Continuity: Get Backup
All companies ask their cloud vendors, "Do you back up our data?" The answer is always some variant of yes. However, the majority of cloud designs focus on backup and point-in-time failover--not archiving.

Always establish a cloud service backup and archiving schedule the same way you would for any internal resource. Start with your current vendor. Many, like CommVault and Symantec, are working to establish options for extending internal backup and archiving systems to manage cloud-based data.
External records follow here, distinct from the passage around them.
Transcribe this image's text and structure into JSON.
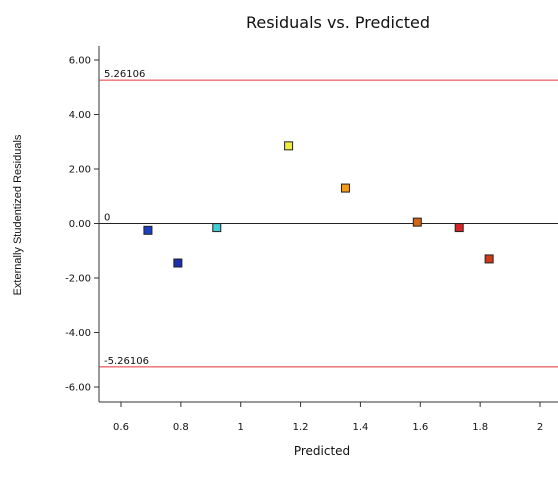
{
  "chart_data": {
    "type": "scatter",
    "title": "Residuals vs. Predicted",
    "xlabel": "Predicted",
    "ylabel": "Externally Studentized Residuals",
    "xlim": [
      0.5,
      2.05
    ],
    "ylim": [
      -7.0,
      6.6
    ],
    "x_ticks": [
      {
        "value": 0.6,
        "label": "0.6"
      },
      {
        "value": 0.8,
        "label": "0.8"
      },
      {
        "value": 1.0,
        "label": "1"
      },
      {
        "value": 1.2,
        "label": "1.2"
      },
      {
        "value": 1.4,
        "label": "1.4"
      },
      {
        "value": 1.6,
        "label": "1.6"
      },
      {
        "value": 1.8,
        "label": "1.8"
      },
      {
        "value": 2.0,
        "label": "2"
      }
    ],
    "y_ticks": [
      {
        "value": 6,
        "label": "6.00"
      },
      {
        "value": 4,
        "label": "4.00"
      },
      {
        "value": 2,
        "label": "2.00"
      },
      {
        "value": 0,
        "label": "0.00"
      },
      {
        "value": -2,
        "label": "-2.00"
      },
      {
        "value": -4,
        "label": "-4.00"
      },
      {
        "value": -6,
        "label": "-6.00"
      }
    ],
    "reference_lines": [
      {
        "y": 5.26106,
        "label": "5.26106",
        "color": "#e8313a"
      },
      {
        "y": 0,
        "label": "0",
        "color": "#222222"
      },
      {
        "y": -5.26106,
        "label": "-5.26106",
        "color": "#e8313a"
      }
    ],
    "points": [
      {
        "x": 0.69,
        "y": -0.25,
        "color": "#1d3fbf"
      },
      {
        "x": 0.79,
        "y": -1.45,
        "color": "#1a2fa8"
      },
      {
        "x": 0.92,
        "y": -0.15,
        "color": "#3ecfd6"
      },
      {
        "x": 1.16,
        "y": 2.85,
        "color": "#f2ec3a"
      },
      {
        "x": 1.35,
        "y": 1.3,
        "color": "#f29a1e"
      },
      {
        "x": 1.59,
        "y": 0.05,
        "color": "#d0661a"
      },
      {
        "x": 1.73,
        "y": -0.15,
        "color": "#d4262a"
      },
      {
        "x": 1.83,
        "y": -1.3,
        "color": "#cc3a1c"
      }
    ],
    "grid": false
  }
}
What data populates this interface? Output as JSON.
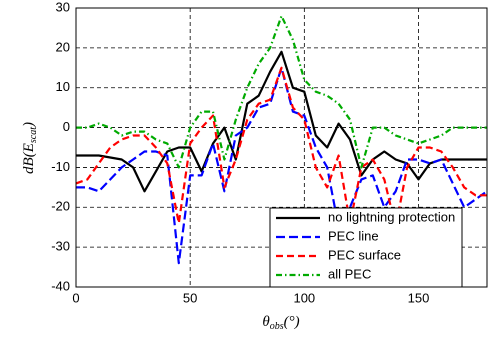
{
  "chart_data": {
    "type": "line",
    "ylabel": {
      "main": "dB(E",
      "sub": "scat",
      "end": ")"
    },
    "xlabel": {
      "main": "θ",
      "sub": "obs",
      "end": "(°)"
    },
    "xlim": [
      0,
      180
    ],
    "ylim": [
      -40,
      30
    ],
    "xticks": [
      0,
      50,
      100,
      150
    ],
    "yticks": [
      -40,
      -30,
      -20,
      -10,
      0,
      10,
      20,
      30
    ],
    "grid": true,
    "legend": "lower right",
    "x": [
      0,
      5,
      10,
      15,
      20,
      25,
      30,
      35,
      40,
      45,
      50,
      55,
      60,
      65,
      70,
      75,
      80,
      85,
      90,
      95,
      100,
      105,
      110,
      115,
      120,
      125,
      130,
      135,
      140,
      145,
      150,
      155,
      160,
      165,
      170,
      175,
      180
    ],
    "series": [
      {
        "name": "no lightning protection",
        "color": "#000000",
        "dash": "none",
        "values": [
          -7,
          -7,
          -7,
          -7.5,
          -8,
          -10,
          -16,
          -11,
          -6,
          -5,
          -5,
          -11,
          -4,
          0,
          -8,
          6,
          8,
          14,
          19,
          10,
          9,
          -2,
          -5,
          1,
          -3,
          -12,
          -8,
          -6,
          -8,
          -9,
          -13,
          -9,
          -8,
          -8,
          -8,
          -8,
          -8
        ]
      },
      {
        "name": "PEC line",
        "color": "#0000ff",
        "dash": "9,4",
        "values": [
          -15,
          -15,
          -16,
          -13,
          -10,
          -8,
          -6,
          -6,
          -7,
          -34,
          -12,
          -12,
          -4,
          -16,
          -2,
          0,
          5,
          6,
          15,
          4,
          3,
          -5,
          -10,
          -25,
          -20,
          -13,
          -12,
          -20,
          -16,
          -8,
          -8,
          -9,
          -8,
          -14,
          -20,
          -18,
          -16
        ]
      },
      {
        "name": "PEC surface",
        "color": "#ff0000",
        "dash": "7,4",
        "values": [
          -14,
          -13,
          -9,
          -5,
          -3,
          -2,
          -2,
          -5,
          -9,
          -24,
          -4,
          0,
          3,
          -15,
          -8,
          2,
          6,
          7,
          15,
          5,
          2,
          -10,
          -15,
          -7,
          -24,
          -10,
          -8,
          -13,
          -25,
          -10,
          -5,
          -5,
          -6,
          -10,
          -15,
          -17,
          -17
        ]
      },
      {
        "name": "all PEC",
        "color": "#00aa00",
        "dash": "6,3,1.5,3",
        "values": [
          0,
          0,
          1,
          0,
          -2,
          -1,
          -1,
          -3,
          -4,
          -10,
          0,
          4,
          4,
          -8,
          2,
          10,
          16,
          20,
          28,
          22,
          12,
          9,
          8,
          6,
          2,
          -10,
          0,
          0,
          -2,
          -3,
          -4,
          -3,
          -2,
          0,
          0,
          0,
          0
        ]
      }
    ]
  }
}
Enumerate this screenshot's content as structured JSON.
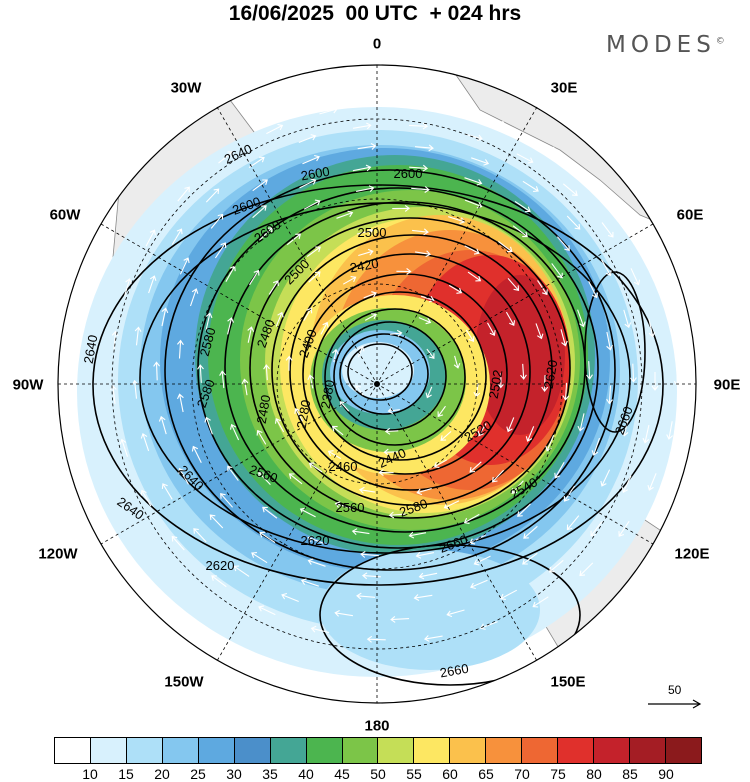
{
  "title": "16/06/2025  00 UTC  + 024 hrs",
  "brand": "MODES",
  "brand_mark": "©",
  "longitude_labels": {
    "top": "0",
    "bottom": "180",
    "left": "90W",
    "right": "90E",
    "nw1": "30W",
    "nw2": "60W",
    "ne1": "30E",
    "ne2": "60E",
    "sw1": "120W",
    "sw2": "150W",
    "se1": "120E",
    "se2": "150E"
  },
  "contour_labels": [
    "2640",
    "2600",
    "2600",
    "2600",
    "2600",
    "2500",
    "2500",
    "2420",
    "2480",
    "2400",
    "2380",
    "2640",
    "2580",
    "2480",
    "2580",
    "2280",
    "2502",
    "2520",
    "2460",
    "2440",
    "2620",
    "2560",
    "2640",
    "2620",
    "2540",
    "2560",
    "2580",
    "2660",
    "2620",
    "2660",
    "2660",
    "2640"
  ],
  "reference_vector": "50",
  "colorbar": {
    "ticks": [
      "10",
      "15",
      "20",
      "25",
      "30",
      "35",
      "40",
      "45",
      "50",
      "55",
      "60",
      "65",
      "70",
      "75",
      "80",
      "85",
      "90"
    ],
    "colors": [
      "#ffffff",
      "#d8f1fd",
      "#aee0f8",
      "#84c7ef",
      "#5ea9e0",
      "#4b8fca",
      "#44a695",
      "#4cb54f",
      "#7cc548",
      "#c5de57",
      "#fde762",
      "#fbc14c",
      "#f7913c",
      "#ee6733",
      "#e0302c",
      "#c4222b",
      "#a41d24",
      "#8b1a1c"
    ]
  },
  "colors": {
    "land": "#ececec",
    "coast": "#888888"
  }
}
All systems have outages, whether they're in house or in the cloud. Focus on what vendors will agree to in their service-level agreements vs. what your internal teams will commit to for their in-house SLAs. The "five-nines" mantra (99.999 percent) that dominates discussion among Tier 1 data vendors simply isn't heard in the cloud. At best, your uptime will be between 99.9 percent and 99.95 percent. Decide: What is the plan for the business if there's an outage? When do you implement the failover plan? Who makes the call? These are all familiar themes to business continuity pros, but with an external twist.

Software as a service should have, at minimum, manual processes documented for users. In the case of a CRM or project management application, you may want a separate cloud or in-house system that could be activated in the event of a major failure. For high-volume services, such as e-mail or EDI transactions, design a system that not only queues ongoing transactions for short outages but has the ability to fail over completely. These aren't small projects; plan to devote engineering time and funding.

Staffing: Build Your Bench
IT as a profession is at a turning point. While the cloud may be hot, there hasn't been a boom in hiring by these vendors, according to the most recent U.S. Department of Labor stats. Cloud and related hosting services companies have had flat job growth for the past year. Blame economies of scale. But just because the quantity of jobs is down doesn't mean you'll easily find IT pros who can deftly manage vendor relationships, not just technology platforms.